Très attendus sur la question du droit des femmes – la communauté internationale gardant en mémoire la brutalité à leur égard lors du premier régime taliban (1996-2001)-, les nouveaux maîtres du pays ont assuré que ces droits seraient respectés.

Mais ils ont dans le même temps laissé entendre qu’il pourrait n’y avoir aucune femme ministre, leur présence relevant plutôt des échelons inférieurs. Après une première manifestation de militantes jeudi à Hérat (ouest), des dizaines d’autres ont battu le pavé samedi à Kaboul.

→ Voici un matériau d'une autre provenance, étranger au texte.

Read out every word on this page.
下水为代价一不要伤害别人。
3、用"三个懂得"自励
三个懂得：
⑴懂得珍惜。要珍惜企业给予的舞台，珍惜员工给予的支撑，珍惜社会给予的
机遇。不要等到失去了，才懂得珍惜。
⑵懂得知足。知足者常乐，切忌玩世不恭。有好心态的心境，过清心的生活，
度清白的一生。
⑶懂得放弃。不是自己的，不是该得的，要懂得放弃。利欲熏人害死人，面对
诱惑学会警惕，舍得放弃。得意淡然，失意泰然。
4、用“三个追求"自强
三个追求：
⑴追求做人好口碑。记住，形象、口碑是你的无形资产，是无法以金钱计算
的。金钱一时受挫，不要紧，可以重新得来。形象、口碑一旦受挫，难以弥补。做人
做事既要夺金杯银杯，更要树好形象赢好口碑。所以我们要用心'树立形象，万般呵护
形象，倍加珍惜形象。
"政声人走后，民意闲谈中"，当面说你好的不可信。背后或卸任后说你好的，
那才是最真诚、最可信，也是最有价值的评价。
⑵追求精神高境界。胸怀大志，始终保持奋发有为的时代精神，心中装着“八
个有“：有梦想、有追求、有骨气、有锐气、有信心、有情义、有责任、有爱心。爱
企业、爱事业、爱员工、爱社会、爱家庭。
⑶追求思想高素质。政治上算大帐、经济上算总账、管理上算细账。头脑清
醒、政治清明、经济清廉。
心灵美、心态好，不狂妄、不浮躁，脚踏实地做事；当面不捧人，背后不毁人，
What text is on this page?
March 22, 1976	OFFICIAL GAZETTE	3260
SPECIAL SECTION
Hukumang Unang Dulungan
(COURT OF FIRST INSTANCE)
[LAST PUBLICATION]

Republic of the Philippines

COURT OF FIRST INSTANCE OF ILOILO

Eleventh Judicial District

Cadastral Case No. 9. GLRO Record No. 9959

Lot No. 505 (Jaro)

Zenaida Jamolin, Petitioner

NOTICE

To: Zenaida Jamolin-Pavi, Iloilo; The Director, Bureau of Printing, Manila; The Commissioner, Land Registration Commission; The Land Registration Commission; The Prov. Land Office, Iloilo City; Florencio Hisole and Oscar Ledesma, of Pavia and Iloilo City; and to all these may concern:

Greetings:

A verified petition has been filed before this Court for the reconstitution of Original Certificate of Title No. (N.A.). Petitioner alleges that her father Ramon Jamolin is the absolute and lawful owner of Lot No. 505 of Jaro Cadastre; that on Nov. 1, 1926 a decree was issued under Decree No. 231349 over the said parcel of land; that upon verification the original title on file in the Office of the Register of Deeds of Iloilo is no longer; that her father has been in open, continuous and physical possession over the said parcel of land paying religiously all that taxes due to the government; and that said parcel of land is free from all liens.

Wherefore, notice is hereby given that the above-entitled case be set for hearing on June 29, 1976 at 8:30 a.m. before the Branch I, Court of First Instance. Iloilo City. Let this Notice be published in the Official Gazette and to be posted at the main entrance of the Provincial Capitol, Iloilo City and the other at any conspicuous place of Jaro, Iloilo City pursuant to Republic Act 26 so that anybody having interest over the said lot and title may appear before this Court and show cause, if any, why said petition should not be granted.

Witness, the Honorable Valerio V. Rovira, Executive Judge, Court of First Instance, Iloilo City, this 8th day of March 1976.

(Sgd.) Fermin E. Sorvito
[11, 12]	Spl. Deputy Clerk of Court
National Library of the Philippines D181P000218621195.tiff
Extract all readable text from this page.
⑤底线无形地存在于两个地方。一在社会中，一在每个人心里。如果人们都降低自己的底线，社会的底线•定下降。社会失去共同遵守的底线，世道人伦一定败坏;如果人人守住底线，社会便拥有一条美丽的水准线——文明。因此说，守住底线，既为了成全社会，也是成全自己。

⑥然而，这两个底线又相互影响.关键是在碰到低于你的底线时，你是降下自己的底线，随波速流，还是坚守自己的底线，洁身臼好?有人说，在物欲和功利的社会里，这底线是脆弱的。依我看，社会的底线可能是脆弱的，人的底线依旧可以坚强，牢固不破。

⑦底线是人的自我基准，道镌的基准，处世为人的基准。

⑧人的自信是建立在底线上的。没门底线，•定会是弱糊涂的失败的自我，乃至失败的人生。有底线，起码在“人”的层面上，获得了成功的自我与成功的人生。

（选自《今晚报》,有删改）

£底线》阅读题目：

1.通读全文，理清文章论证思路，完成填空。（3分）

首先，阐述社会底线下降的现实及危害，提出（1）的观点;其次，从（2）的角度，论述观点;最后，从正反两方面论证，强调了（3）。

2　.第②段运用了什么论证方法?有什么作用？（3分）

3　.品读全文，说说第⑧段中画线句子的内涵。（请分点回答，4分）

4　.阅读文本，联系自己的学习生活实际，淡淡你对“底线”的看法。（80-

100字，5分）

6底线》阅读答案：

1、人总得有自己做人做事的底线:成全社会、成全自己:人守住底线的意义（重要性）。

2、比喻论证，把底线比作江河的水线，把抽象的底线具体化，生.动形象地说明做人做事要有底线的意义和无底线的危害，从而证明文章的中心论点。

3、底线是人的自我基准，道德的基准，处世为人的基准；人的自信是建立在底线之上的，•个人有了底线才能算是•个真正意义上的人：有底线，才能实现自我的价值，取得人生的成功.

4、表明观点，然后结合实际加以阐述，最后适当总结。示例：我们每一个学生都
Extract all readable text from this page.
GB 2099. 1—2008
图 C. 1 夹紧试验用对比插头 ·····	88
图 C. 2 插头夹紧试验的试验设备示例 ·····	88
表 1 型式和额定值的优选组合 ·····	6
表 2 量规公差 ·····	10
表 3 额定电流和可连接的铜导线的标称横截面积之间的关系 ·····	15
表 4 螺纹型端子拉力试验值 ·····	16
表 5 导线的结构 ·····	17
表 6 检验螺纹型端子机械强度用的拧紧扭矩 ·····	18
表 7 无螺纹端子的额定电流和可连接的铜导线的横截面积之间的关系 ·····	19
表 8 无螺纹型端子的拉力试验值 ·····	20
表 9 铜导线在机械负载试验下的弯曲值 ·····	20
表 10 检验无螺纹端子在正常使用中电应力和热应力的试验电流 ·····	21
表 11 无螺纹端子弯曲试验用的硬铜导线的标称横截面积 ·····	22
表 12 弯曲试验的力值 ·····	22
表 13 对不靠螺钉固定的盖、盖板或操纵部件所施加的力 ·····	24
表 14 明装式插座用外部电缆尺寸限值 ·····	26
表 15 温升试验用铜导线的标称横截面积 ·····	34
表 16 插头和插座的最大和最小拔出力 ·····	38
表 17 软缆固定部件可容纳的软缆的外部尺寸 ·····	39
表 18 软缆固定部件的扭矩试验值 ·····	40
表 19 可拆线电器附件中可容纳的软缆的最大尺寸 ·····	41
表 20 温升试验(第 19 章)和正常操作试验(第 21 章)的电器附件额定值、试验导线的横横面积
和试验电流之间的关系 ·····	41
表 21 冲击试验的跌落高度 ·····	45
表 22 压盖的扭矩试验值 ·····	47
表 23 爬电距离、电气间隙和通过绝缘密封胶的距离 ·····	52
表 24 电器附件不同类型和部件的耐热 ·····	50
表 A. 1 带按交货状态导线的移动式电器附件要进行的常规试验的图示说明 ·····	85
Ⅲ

Présents sur place, des combattants talibans ont tenté de disperser le rassemblement et d’empêcher les personnes sur les lieux de filmer la scène avec leur téléphone portable, selon des images diffusées sur les réseaux sociaux.

Au-delà des questions sécuritaires, qu’elles soient liées à la vallée du Panchir ou à la menace de la branche locale du groupe jihadiste Etat islamique, l’urgence pour le nouveau régime sera avant tout économique.

Ravagée par quatre décennies de conflit, l’économie afghane est en lambeaux, privée d’une aide internationale dont elle dépend et qui a été largement gelée.

« L’Afghanistan fait face à une catastrophe humanitaire imminente », a prévenu vendredi l’ONU, qui tiendra le 13 septembre à Genève (Suisse) une réunion entre Etats membres afin d’accroître l’aide humanitaire au pays.

Le Qatar a annoncé de son côté avoir acheminé samedi en Afghanistan 15 tonnes d’aide humanitaire en provenance du monde entier et indiqué que les vols allaient se poursuivre « dans les jours qui viennent ».

Des « vols internationaux » seront « bientôt opérés », a assuré à la chaîne d’informations Al-Jazeera l’ambassadeur du Qatar en Afghanistan, Saeed bin Mubarak Al-Khayarin. Le radar, la tour de contrôle et le tarmac ont été réparés et la sécurité est assurée dans et autour de l’aéroport de Kaboul, a-t-il ajouté.